2026-05-29 physiology
10.64898/2026.05.26.727972 bioRxiv
Show abstract

Wildland firefighters experience repeated exposure to wildfire smoke, yet the pathophysiological mechanisms underlying chronic inhalation injury remain poorly understood. Although prior studies report parenchymal destruction following prolonged woodsmoke exposure, the temporal relationship between molecular, structural, and functional decline following inhalation of smoke from needles/leaves remains unclear. To address this gap, we characterized coordinated changes in lung structure, function, and underlying molecular disruptions using a dosimetry-based murine model approximating 7-14 years of firefighter service.

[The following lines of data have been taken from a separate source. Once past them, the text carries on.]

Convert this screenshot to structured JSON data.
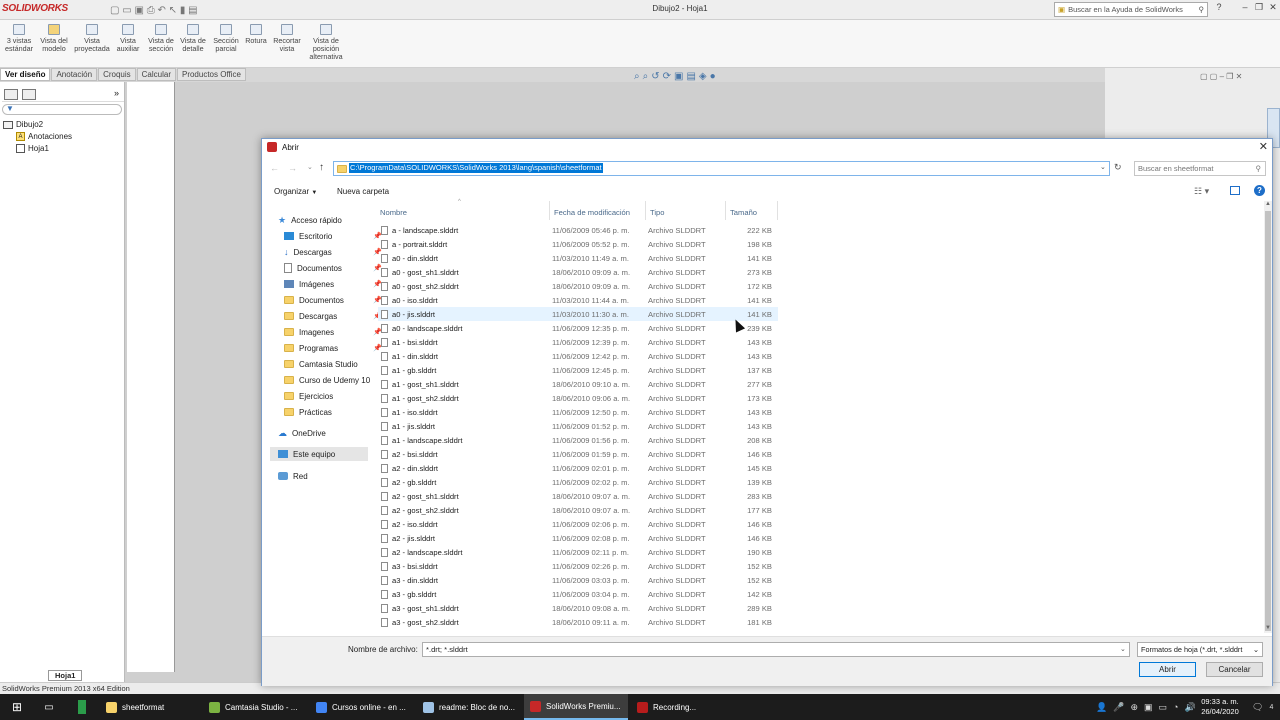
{
  "app": {
    "logo": "SOLIDWORKS",
    "window_title": "Dibujo2 - Hoja1",
    "help_search_placeholder": "Buscar en la Ayuda de SolidWorks",
    "status_text": "SolidWorks Premium 2013 x64 Edition"
  },
  "ribbon": {
    "buttons": [
      {
        "label": "3 vistas estándar"
      },
      {
        "label": "Vista del modelo"
      },
      {
        "label": "Vista proyectada"
      },
      {
        "label": "Vista auxiliar"
      },
      {
        "label": "Vista de sección"
      },
      {
        "label": "Vista de detalle"
      },
      {
        "label": "Sección parcial"
      },
      {
        "label": "Rotura"
      },
      {
        "label": "Recortar vista"
      },
      {
        "label": "Vista de posición alternativa"
      }
    ]
  },
  "command_tabs": [
    "Ver diseño",
    "Anotación",
    "Croquis",
    "Calcular",
    "Productos Office"
  ],
  "feature_tree": {
    "root": "Dibujo2",
    "items": [
      "Anotaciones",
      "Hoja1"
    ]
  },
  "sheet_tab": "Hoja1",
  "dialog": {
    "title": "Abrir",
    "path": "C:\\ProgramData\\SOLIDWORKS\\SolidWorks 2013\\lang\\spanish\\sheetformat",
    "search_placeholder": "Buscar en sheetformat",
    "organize_label": "Organizar",
    "new_folder_label": "Nueva carpeta",
    "nav": {
      "quick_access": "Acceso rápido",
      "items": [
        {
          "label": "Escritorio",
          "pinned": true
        },
        {
          "label": "Descargas",
          "pinned": true
        },
        {
          "label": "Documentos",
          "pinned": true
        },
        {
          "label": "Imágenes",
          "pinned": true
        },
        {
          "label": "Documentos",
          "pinned": true
        },
        {
          "label": "Descargas",
          "pinned": true
        },
        {
          "label": "Imagenes",
          "pinned": true
        },
        {
          "label": "Programas",
          "pinned": true
        },
        {
          "label": "Camtasia Studio",
          "pinned": false
        },
        {
          "label": "Curso de Udemy 10",
          "pinned": false
        },
        {
          "label": "Ejercicios",
          "pinned": false
        },
        {
          "label": "Prácticas",
          "pinned": false
        }
      ],
      "onedrive": "OneDrive",
      "this_pc": "Este equipo",
      "network": "Red"
    },
    "columns": {
      "name": "Nombre",
      "modified": "Fecha de modificación",
      "type": "Tipo",
      "size": "Tamaño"
    },
    "files": [
      {
        "name": "a - landscape.slddrt",
        "modified": "11/06/2009 05:46 p. m.",
        "type": "Archivo SLDDRT",
        "size": "222 KB"
      },
      {
        "name": "a - portrait.slddrt",
        "modified": "11/06/2009 05:52 p. m.",
        "type": "Archivo SLDDRT",
        "size": "198 KB"
      },
      {
        "name": "a0 - din.slddrt",
        "modified": "11/03/2010 11:49 a. m.",
        "type": "Archivo SLDDRT",
        "size": "141 KB"
      },
      {
        "name": "a0 - gost_sh1.slddrt",
        "modified": "18/06/2010 09:09 a. m.",
        "type": "Archivo SLDDRT",
        "size": "273 KB"
      },
      {
        "name": "a0 - gost_sh2.slddrt",
        "modified": "18/06/2010 09:09 a. m.",
        "type": "Archivo SLDDRT",
        "size": "172 KB"
      },
      {
        "name": "a0 - iso.slddrt",
        "modified": "11/03/2010 11:44 a. m.",
        "type": "Archivo SLDDRT",
        "size": "141 KB"
      },
      {
        "name": "a0 - jis.slddrt",
        "modified": "11/03/2010 11:30 a. m.",
        "type": "Archivo SLDDRT",
        "size": "141 KB"
      },
      {
        "name": "a0 - landscape.slddrt",
        "modified": "11/06/2009 12:35 p. m.",
        "type": "Archivo SLDDRT",
        "size": "239 KB"
      },
      {
        "name": "a1 - bsi.slddrt",
        "modified": "11/06/2009 12:39 p. m.",
        "type": "Archivo SLDDRT",
        "size": "143 KB"
      },
      {
        "name": "a1 - din.slddrt",
        "modified": "11/06/2009 12:42 p. m.",
        "type": "Archivo SLDDRT",
        "size": "143 KB"
      },
      {
        "name": "a1 - gb.slddrt",
        "modified": "11/06/2009 12:45 p. m.",
        "type": "Archivo SLDDRT",
        "size": "137 KB"
      },
      {
        "name": "a1 - gost_sh1.slddrt",
        "modified": "18/06/2010 09:10 a. m.",
        "type": "Archivo SLDDRT",
        "size": "277 KB"
      },
      {
        "name": "a1 - gost_sh2.slddrt",
        "modified": "18/06/2010 09:06 a. m.",
        "type": "Archivo SLDDRT",
        "size": "173 KB"
      },
      {
        "name": "a1 - iso.slddrt",
        "modified": "11/06/2009 12:50 p. m.",
        "type": "Archivo SLDDRT",
        "size": "143 KB"
      },
      {
        "name": "a1 - jis.slddrt",
        "modified": "11/06/2009 01:52 p. m.",
        "type": "Archivo SLDDRT",
        "size": "143 KB"
      },
      {
        "name": "a1 - landscape.slddrt",
        "modified": "11/06/2009 01:56 p. m.",
        "type": "Archivo SLDDRT",
        "size": "208 KB"
      },
      {
        "name": "a2 - bsi.slddrt",
        "modified": "11/06/2009 01:59 p. m.",
        "type": "Archivo SLDDRT",
        "size": "146 KB"
      },
      {
        "name": "a2 - din.slddrt",
        "modified": "11/06/2009 02:01 p. m.",
        "type": "Archivo SLDDRT",
        "size": "145 KB"
      },
      {
        "name": "a2 - gb.slddrt",
        "modified": "11/06/2009 02:02 p. m.",
        "type": "Archivo SLDDRT",
        "size": "139 KB"
      },
      {
        "name": "a2 - gost_sh1.slddrt",
        "modified": "18/06/2010 09:07 a. m.",
        "type": "Archivo SLDDRT",
        "size": "283 KB"
      },
      {
        "name": "a2 - gost_sh2.slddrt",
        "modified": "18/06/2010 09:07 a. m.",
        "type": "Archivo SLDDRT",
        "size": "177 KB"
      },
      {
        "name": "a2 - iso.slddrt",
        "modified": "11/06/2009 02:06 p. m.",
        "type": "Archivo SLDDRT",
        "size": "146 KB"
      },
      {
        "name": "a2 - jis.slddrt",
        "modified": "11/06/2009 02:08 p. m.",
        "type": "Archivo SLDDRT",
        "size": "146 KB"
      },
      {
        "name": "a2 - landscape.slddrt",
        "modified": "11/06/2009 02:11 p. m.",
        "type": "Archivo SLDDRT",
        "size": "190 KB"
      },
      {
        "name": "a3 - bsi.slddrt",
        "modified": "11/06/2009 02:26 p. m.",
        "type": "Archivo SLDDRT",
        "size": "152 KB"
      },
      {
        "name": "a3 - din.slddrt",
        "modified": "11/06/2009 03:03 p. m.",
        "type": "Archivo SLDDRT",
        "size": "152 KB"
      },
      {
        "name": "a3 - gb.slddrt",
        "modified": "11/06/2009 03:04 p. m.",
        "type": "Archivo SLDDRT",
        "size": "142 KB"
      },
      {
        "name": "a3 - gost_sh1.slddrt",
        "modified": "18/06/2010 09:08 a. m.",
        "type": "Archivo SLDDRT",
        "size": "289 KB"
      },
      {
        "name": "a3 - gost_sh2.slddrt",
        "modified": "18/06/2010 09:11 a. m.",
        "type": "Archivo SLDDRT",
        "size": "181 KB"
      }
    ],
    "hovered_index": 6,
    "filename_label": "Nombre de archivo:",
    "filename_value": "*.drt; *.slddrt",
    "filetype_value": "Formatos de hoja (*.drt, *.slddrt",
    "open_label": "Abrir",
    "cancel_label": "Cancelar"
  },
  "taskbar": {
    "items": [
      {
        "label": "sheetformat",
        "icon": "folder-icon"
      },
      {
        "label": "Camtasia Studio - ...",
        "icon": "camtasia-icon"
      },
      {
        "label": "Cursos online - en ...",
        "icon": "chrome-icon"
      },
      {
        "label": "readme: Bloc de no...",
        "icon": "notepad-icon"
      },
      {
        "label": "SolidWorks Premiu...",
        "icon": "solidworks-icon"
      },
      {
        "label": "Recording...",
        "icon": "recording-icon"
      }
    ],
    "active_index": 4,
    "time": "09:33 a. m.",
    "date": "26/04/2020",
    "notification_count": "4"
  },
  "colors": {
    "accent": "#0078d7",
    "sw_red": "#c62828",
    "taskbar": "#1c1c1c",
    "folder": "#f7d26a"
  }
}
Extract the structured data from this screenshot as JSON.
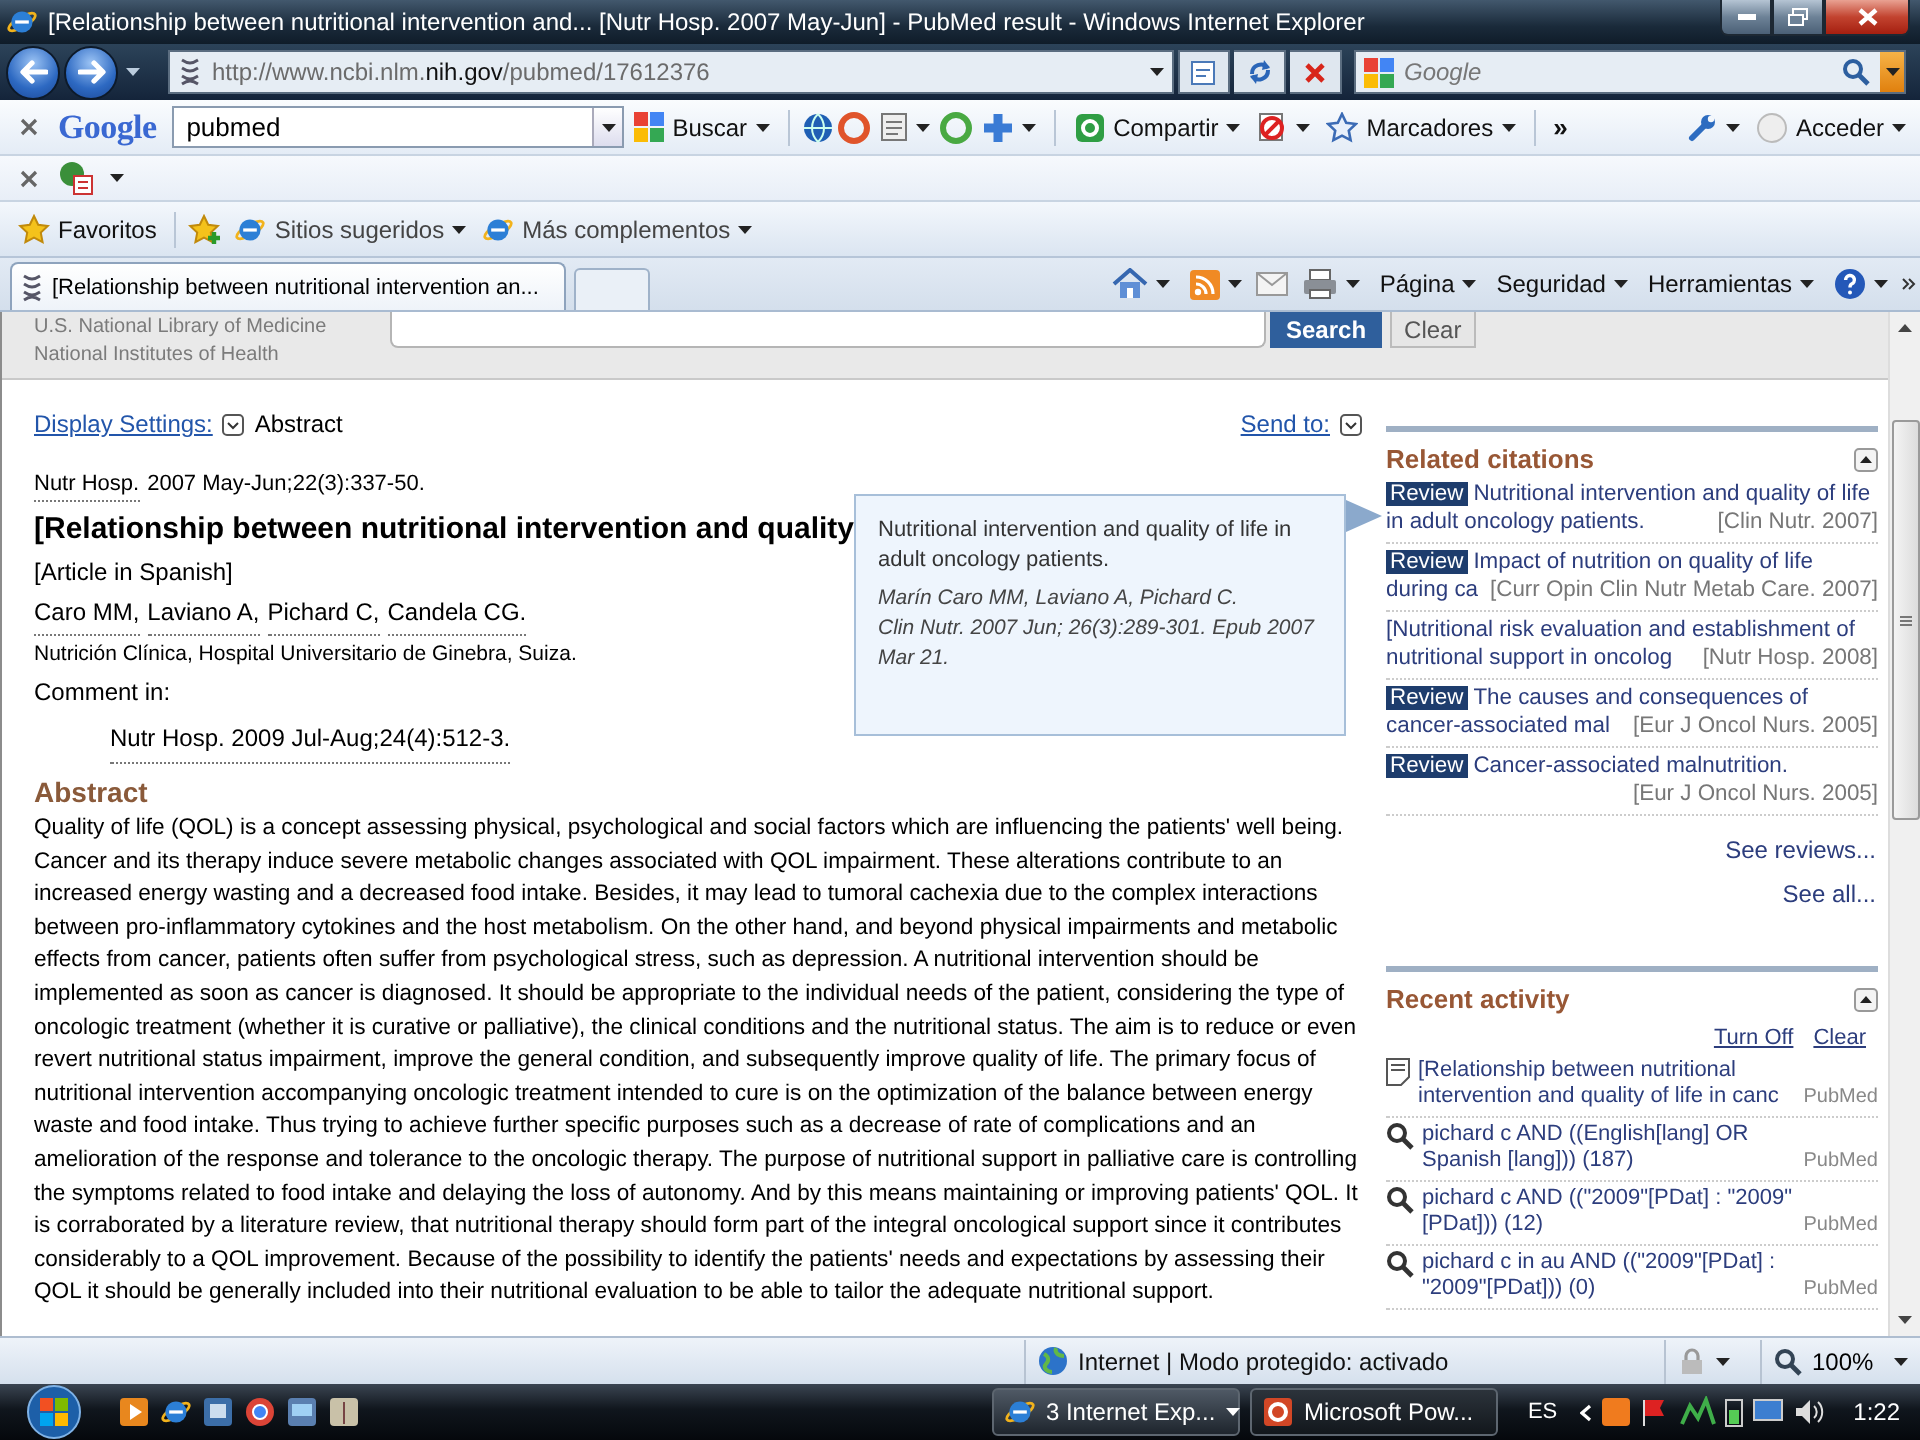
{
  "window": {
    "title": "[Relationship between nutritional intervention and... [Nutr Hosp. 2007 May-Jun] - PubMed result - Windows Internet Explorer"
  },
  "address_bar": {
    "url": "http://www.ncbi.nlm.**nih.gov**/pubmed/17612376",
    "search_placeholder": "Google"
  },
  "google_toolbar": {
    "logo": "Google",
    "query": "pubmed",
    "search_button": "Buscar",
    "share_button": "Compartir",
    "bookmarks_button": "Marcadores",
    "more": "»",
    "sign_in": "Acceder"
  },
  "favorites_bar": {
    "favorites": "Favoritos",
    "links": [
      "Sitios sugeridos",
      "Más complementos"
    ]
  },
  "tabs": [
    {
      "label": "[Relationship between nutritional intervention an...",
      "selected": true
    }
  ],
  "command_bar": [
    "Página",
    "Seguridad",
    "Herramientas"
  ],
  "page": {
    "header": {
      "org_lines": [
        "U.S. National Library of Medicine",
        "National Institutes of Health"
      ],
      "search_button": "Search",
      "clear_button": "Clear"
    },
    "display_settings": "Display Settings:",
    "format": "Abstract",
    "send_to": "Send to:",
    "citation": {
      "journal": "Nutr Hosp.",
      "details": "2007 May-Jun;22(3):337-50."
    },
    "title": "[Relationship between nutritional intervention and quality",
    "language": "[Article in Spanish]",
    "authors": [
      "Caro MM,",
      "Laviano A,",
      "Pichard C,",
      "Candela CG."
    ],
    "affiliation": "Nutrición Clínica, Hospital Universitario de Ginebra, Suiza.",
    "comment_label": "Comment in:",
    "comment_link": "Nutr Hosp. 2009 Jul-Aug;24(4):512-3.",
    "abstract_heading": "Abstract",
    "abstract": "Quality of life (QOL) is a concept assessing physical, psychological and social factors which are influencing the patients' well being. Cancer and its therapy induce severe metabolic changes associated with QOL impairment. These alterations contribute to an increased energy wasting and a decreased food intake. Besides, it may lead to tumoral cachexia due to the complex interactions between pro-inflammatory cytokines and the host metabolism. On the other hand, and beyond physical impairments and metabolic effects from cancer, patients often suffer from psychological stress, such as depression. A nutritional intervention should be implemented as soon as cancer is diagnosed. It should be appropriate to the individual needs of the patient, considering the type of oncologic treatment (whether it is curative or palliative), the clinical conditions and the nutritional status. The aim is to reduce or even revert nutritional status impairment, improve the general condition, and subsequently improve quality of life. The primary focus of nutritional intervention accompanying oncologic treatment intended to cure is on the optimization of the balance between energy waste and food intake. Thus trying to achieve further specific purposes such as a decrease of rate of complications and an amelioration of the response and tolerance to the oncologic therapy. The purpose of nutritional support in palliative care is controlling the symptoms related to food intake and delaying the loss of autonomy. And by this means maintaining or improving patients' QOL. It is corraborated by a literature review, that nutritional therapy should form part of the integral oncological support since it contributes considerably to a QOL improvement. Because of the possibility to identify the patients' needs and expectations by assessing their QOL it should be generally included into their nutritional evaluation to be able to tailor the adequate nutritional support.",
    "tooltip": {
      "title": "Nutritional intervention and quality of life in adult oncology patients.",
      "authors": "Marín Caro MM, Laviano A, Pichard C.",
      "source": "Clin Nutr. 2007 Jun; 26(3):289-301. Epub 2007 Mar 21."
    }
  },
  "related": {
    "heading": "Related citations",
    "items": [
      {
        "badge": "Review",
        "title": "Nutritional intervention and quality of life in adult oncology patients.",
        "journal": "[Clin Nutr. 2007]"
      },
      {
        "badge": "Review",
        "title": "Impact of nutrition on quality of life during ca",
        "journal": "[Curr Opin Clin Nutr Metab Care. 2007]"
      },
      {
        "title": "[Nutritional risk evaluation and establishment of nutritional support in oncolog",
        "journal": "[Nutr Hosp. 2008]"
      },
      {
        "badge": "Review",
        "title": "The causes and consequences of cancer-associated mal",
        "journal": "[Eur J Oncol Nurs. 2005]"
      },
      {
        "badge": "Review",
        "title": "Cancer-associated malnutrition.",
        "journal": "[Eur J Oncol Nurs. 2005]"
      }
    ],
    "links": [
      "See reviews...",
      "See all..."
    ]
  },
  "recent": {
    "heading": "Recent activity",
    "actions": [
      "Turn Off",
      "Clear"
    ],
    "items": [
      {
        "kind": "document",
        "text": "[Relationship between nutritional intervention and quality of life in canc",
        "source": "PubMed"
      },
      {
        "kind": "search",
        "text": "pichard c AND ((English[lang] OR Spanish [lang])) (187)",
        "source": "PubMed"
      },
      {
        "kind": "search",
        "text": "pichard c AND ((\"2009\"[PDat] : \"2009\"[PDat])) (12)",
        "source": "PubMed"
      },
      {
        "kind": "search",
        "text": "pichard c in au AND ((\"2009\"[PDat] : \"2009\"[PDat])) (0)",
        "source": "PubMed"
      }
    ]
  },
  "status_bar": {
    "zone": "Internet | Modo protegido: activado",
    "zoom": "100%"
  },
  "taskbar": {
    "windows": [
      {
        "kind": "browser",
        "label": "3 Internet Exp...",
        "selected": true
      },
      {
        "kind": "slides",
        "label": "Microsoft Pow...",
        "selected": false
      }
    ],
    "language": "ES",
    "clock": "1:22"
  }
}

Male apolipoprotein E-deficient mice were exposed to smoldering Douglas fir needle smoke (40 mg/m3, 2 h/day, 5 days/week) for 8 or 16 weeks. Immunofluorescence analyses revealed an early elastolytic response at 8 weeks, with increased neutrophil elastases and matrix metalloproteinases-9 and -12, accompanied by elevated surfactant protein-D, compared to air controls. These changes were resolved by 16 weeks despite progressive tissue injury. Airspace enlargement was evident at 8 weeks, progressed by 16 weeks, and included increased alveolar blunting and septal wall thickening at the later time point. Cleaved caspase-3 was elevated at 16 weeks, indicative of advanced parenchymal damage and apoptosis. Epithelial tight-junction protein ZO-1 intensity was reduced at both evaluation points, whereas the epithelial-to-mesenchymal marker N-cadherin remained undetectable in the alveolar epithelium. Functional impairment as evident by increased static compliance and upward shifts in pressure-volume curves was only significant after 16 weeks of exposure. Findings indicate that molecular and structural injury of tissue destruction preceded measurable functional decline, underscoring the need for early biomarkers to identify smoke-induced lung injury in wildland firefighters before function loss occurs.